The minister of justice looked as happy as when his first-grade teacher had pasted a gold star in his arithmetic book.
“Yes, I suspected as much,” he said contentedly. “Now, where were we before I interrupted?”
He had been lucky, at any rate, thought Berg when he was sitting in relative security behind his desk. The prime minister’s special adviser had not been present. He had reported a scheduling conflict one hour before the meeting. This, by the way, had been happening more and more often during the past year. Not that I mind, thought Berg.
…
The day after the chief legal officer had been appointed, the supreme commander’s secretary had called and asked when he would have time to visit the tailor.
“Tailor?” asked the chief legal officer.
“To be measured for the chief legal officer’s uniform,” explained the secretary.
I don’t want a uniform, thought the chief legal officer with distaste, but before he managed to say so, the thought occurred to him that if the nation were to end up in a war, naval or otherwise, he would quite simply be compelled to wear a uniform. There were laws about that.

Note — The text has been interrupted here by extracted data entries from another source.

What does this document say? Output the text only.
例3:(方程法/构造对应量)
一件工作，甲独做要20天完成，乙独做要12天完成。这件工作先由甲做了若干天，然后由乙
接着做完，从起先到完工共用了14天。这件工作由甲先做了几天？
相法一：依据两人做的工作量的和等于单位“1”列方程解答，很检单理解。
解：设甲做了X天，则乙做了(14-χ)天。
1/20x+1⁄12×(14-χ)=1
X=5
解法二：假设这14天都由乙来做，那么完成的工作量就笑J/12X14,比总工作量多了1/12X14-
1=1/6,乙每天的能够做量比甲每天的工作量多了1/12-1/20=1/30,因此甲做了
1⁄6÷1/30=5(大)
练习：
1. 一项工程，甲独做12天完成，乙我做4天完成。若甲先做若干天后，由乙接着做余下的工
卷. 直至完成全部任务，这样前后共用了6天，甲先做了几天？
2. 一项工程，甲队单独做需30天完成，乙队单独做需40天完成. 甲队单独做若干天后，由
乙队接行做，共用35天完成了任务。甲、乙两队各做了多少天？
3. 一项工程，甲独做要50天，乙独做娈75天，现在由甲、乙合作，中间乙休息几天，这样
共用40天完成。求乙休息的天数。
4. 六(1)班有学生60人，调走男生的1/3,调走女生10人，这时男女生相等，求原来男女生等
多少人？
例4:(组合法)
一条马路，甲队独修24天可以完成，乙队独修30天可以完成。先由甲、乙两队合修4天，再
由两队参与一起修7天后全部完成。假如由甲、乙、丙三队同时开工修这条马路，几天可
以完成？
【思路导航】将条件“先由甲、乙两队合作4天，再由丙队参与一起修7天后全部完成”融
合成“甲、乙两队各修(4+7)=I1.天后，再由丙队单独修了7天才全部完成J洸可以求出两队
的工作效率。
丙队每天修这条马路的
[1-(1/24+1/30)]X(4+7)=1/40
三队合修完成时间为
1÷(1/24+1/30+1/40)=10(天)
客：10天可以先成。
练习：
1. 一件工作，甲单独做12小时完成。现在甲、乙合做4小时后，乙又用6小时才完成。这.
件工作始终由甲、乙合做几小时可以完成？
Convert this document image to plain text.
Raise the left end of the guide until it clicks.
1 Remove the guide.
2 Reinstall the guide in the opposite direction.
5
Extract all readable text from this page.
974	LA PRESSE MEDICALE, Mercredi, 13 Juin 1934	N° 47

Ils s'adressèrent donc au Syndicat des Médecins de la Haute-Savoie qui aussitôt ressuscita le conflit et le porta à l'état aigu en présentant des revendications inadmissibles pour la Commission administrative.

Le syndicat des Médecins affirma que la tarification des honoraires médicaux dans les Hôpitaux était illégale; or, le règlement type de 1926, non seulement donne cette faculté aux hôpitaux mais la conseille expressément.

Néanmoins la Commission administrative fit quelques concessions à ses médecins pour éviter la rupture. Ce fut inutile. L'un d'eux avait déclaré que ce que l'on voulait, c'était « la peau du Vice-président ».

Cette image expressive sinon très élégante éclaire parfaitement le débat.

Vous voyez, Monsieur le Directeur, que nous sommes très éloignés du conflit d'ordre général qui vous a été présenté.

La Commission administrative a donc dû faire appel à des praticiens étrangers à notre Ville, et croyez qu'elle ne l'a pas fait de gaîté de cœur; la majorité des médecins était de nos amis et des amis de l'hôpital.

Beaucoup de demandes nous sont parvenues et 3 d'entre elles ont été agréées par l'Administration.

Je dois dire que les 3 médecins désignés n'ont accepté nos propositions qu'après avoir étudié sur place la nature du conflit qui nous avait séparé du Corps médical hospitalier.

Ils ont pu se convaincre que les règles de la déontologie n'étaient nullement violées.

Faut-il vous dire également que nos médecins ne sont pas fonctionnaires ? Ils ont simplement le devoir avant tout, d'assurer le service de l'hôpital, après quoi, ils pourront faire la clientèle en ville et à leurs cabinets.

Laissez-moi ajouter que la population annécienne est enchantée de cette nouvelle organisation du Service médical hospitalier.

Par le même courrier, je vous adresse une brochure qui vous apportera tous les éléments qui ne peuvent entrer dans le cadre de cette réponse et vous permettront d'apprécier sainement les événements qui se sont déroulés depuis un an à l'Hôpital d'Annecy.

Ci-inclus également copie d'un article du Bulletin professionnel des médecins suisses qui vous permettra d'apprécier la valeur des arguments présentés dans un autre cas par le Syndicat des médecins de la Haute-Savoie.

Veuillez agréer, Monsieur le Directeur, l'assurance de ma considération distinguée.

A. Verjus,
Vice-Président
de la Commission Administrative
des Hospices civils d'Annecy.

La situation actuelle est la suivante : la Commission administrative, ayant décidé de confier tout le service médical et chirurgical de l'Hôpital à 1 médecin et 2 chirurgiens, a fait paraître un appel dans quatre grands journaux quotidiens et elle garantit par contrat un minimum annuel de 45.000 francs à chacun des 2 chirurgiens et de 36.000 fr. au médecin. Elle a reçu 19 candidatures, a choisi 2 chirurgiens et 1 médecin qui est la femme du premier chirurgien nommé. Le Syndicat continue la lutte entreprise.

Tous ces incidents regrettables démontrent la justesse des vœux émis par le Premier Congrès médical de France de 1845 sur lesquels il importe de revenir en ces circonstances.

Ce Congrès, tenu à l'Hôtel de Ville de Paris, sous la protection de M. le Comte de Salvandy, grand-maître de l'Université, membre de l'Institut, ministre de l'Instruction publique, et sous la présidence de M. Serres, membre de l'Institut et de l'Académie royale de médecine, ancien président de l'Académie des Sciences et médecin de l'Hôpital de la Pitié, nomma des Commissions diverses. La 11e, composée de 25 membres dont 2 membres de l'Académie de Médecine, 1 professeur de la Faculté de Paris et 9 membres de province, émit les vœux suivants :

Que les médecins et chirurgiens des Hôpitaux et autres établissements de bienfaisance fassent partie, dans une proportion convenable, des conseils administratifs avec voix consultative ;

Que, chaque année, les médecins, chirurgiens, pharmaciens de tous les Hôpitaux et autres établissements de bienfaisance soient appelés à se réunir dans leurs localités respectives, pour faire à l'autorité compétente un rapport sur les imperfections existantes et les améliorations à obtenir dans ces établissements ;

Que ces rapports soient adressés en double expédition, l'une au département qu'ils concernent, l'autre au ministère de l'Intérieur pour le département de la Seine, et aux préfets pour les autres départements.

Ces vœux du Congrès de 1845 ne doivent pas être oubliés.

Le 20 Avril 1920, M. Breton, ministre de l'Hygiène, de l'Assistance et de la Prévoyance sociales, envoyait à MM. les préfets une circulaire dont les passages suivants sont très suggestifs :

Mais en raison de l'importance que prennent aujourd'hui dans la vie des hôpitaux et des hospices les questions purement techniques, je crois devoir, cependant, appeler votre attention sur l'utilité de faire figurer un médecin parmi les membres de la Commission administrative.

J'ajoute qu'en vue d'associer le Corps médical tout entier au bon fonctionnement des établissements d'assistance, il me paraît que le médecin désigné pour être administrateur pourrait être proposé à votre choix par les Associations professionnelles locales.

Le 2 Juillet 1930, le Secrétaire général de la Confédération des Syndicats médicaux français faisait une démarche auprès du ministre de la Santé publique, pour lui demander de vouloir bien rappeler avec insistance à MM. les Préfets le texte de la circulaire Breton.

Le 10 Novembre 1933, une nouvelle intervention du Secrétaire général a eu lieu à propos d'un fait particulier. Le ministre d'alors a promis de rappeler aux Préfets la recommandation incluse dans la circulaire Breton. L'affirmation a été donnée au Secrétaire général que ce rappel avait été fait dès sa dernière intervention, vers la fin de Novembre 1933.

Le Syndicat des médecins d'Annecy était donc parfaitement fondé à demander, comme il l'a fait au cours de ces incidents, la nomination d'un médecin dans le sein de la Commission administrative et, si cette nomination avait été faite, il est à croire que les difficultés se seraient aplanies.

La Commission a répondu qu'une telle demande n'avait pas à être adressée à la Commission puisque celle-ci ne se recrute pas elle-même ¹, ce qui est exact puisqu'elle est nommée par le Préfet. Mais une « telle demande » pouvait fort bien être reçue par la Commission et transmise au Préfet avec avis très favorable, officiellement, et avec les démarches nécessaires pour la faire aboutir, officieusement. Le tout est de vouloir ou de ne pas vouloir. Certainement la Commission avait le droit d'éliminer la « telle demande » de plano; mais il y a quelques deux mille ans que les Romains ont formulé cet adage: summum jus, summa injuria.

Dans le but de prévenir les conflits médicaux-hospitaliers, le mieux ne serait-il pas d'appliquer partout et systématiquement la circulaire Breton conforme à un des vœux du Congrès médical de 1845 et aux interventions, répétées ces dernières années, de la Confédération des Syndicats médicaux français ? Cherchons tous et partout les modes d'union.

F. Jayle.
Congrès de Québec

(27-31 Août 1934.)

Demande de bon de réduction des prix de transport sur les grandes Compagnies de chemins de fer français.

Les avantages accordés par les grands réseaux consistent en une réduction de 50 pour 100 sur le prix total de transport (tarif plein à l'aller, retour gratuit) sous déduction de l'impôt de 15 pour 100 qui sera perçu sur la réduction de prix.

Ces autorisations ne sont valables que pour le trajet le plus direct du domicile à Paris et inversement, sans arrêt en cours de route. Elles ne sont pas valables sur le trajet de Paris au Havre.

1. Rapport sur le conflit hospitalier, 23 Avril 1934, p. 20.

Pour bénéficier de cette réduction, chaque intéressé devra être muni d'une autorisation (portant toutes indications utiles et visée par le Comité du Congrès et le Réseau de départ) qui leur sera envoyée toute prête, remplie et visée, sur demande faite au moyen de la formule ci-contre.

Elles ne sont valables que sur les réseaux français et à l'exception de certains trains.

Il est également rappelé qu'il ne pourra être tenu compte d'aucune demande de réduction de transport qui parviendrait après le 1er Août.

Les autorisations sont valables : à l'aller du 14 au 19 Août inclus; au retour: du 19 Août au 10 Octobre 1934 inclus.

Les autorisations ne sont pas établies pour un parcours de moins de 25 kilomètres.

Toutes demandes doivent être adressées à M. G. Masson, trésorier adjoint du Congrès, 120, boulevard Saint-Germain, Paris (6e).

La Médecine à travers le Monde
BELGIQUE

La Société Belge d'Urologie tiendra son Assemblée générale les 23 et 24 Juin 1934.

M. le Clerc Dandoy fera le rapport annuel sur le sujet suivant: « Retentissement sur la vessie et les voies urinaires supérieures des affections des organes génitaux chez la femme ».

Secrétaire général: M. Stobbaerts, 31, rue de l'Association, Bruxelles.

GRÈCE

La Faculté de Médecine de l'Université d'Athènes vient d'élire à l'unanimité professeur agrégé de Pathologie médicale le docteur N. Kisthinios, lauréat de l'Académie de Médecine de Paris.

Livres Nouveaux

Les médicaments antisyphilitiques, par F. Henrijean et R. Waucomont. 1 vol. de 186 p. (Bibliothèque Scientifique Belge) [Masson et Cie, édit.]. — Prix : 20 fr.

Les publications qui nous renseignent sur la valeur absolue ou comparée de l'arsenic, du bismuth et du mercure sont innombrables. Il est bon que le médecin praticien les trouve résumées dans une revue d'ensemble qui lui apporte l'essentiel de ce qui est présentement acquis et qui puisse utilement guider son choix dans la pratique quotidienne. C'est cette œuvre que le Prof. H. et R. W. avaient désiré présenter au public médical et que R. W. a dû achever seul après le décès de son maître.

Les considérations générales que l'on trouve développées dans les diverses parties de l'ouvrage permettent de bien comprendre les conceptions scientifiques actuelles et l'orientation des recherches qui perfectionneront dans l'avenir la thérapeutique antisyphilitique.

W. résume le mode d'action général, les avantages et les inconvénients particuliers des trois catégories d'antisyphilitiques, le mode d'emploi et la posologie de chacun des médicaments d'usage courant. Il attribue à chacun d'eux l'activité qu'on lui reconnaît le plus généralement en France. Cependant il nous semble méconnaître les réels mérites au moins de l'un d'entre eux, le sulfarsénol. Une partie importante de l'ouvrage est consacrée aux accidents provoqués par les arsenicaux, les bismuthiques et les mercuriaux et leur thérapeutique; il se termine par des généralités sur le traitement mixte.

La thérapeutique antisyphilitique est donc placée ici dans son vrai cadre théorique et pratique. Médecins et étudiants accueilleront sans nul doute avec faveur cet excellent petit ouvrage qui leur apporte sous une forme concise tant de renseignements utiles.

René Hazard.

He had not dared say anything to his wife. They had met at an organization for liberal attorneys a few years earlier and married the following year; to have a general in the house was in all likelihood not at the top of her marital wish list. However, one evening after a nice dinner as they were sitting in the music room enjoying an excellent recording of Mahler’s second symphony, he had screwed up his courage and told her the whole dreadful story.
“Now, now, honey,” she said consolingly and patted him on the arm. “It’s not the end of the world, is it? Go upstairs and put it on, so I can see how you look. I promise not to start laughing.”
She hadn’t laughed. Instead there was a strange gleam in her eyes and she looked at him in a way she had never done before. That was how it had started.
The first time they played war. Because his mother-in-law was Norwegian and his wife spoke the language fluently, Sweden got to occupy Norway. It couldn’t be helped. At first he had the whole uniform on-well, not the shoes, of course, for he had kicked them off and that damn cap had tumbled off several times, but for the most part the whole uniform. It had been an exceptional experience. Then he had gone out on the balcony to collect himself and since he was there anyway, he had taken the opportunity to propose a toast to His Majesty the King, but then his wife came out and led him in again to continue negotiations for the occupation and to establish the final terms of peace, and then it had just gone on and on. Like in a dream, thought the chief legal officer. Up until now, thought the chief legal officer in distress. For now that horrid spy character Berg had evidently got on the trail of him and his wife.
“What do we do now?” said the chief legal officer, looking mournfully at his wife. How beautiful she is, he thought. But everything that has a beginning must also have an end, he thought.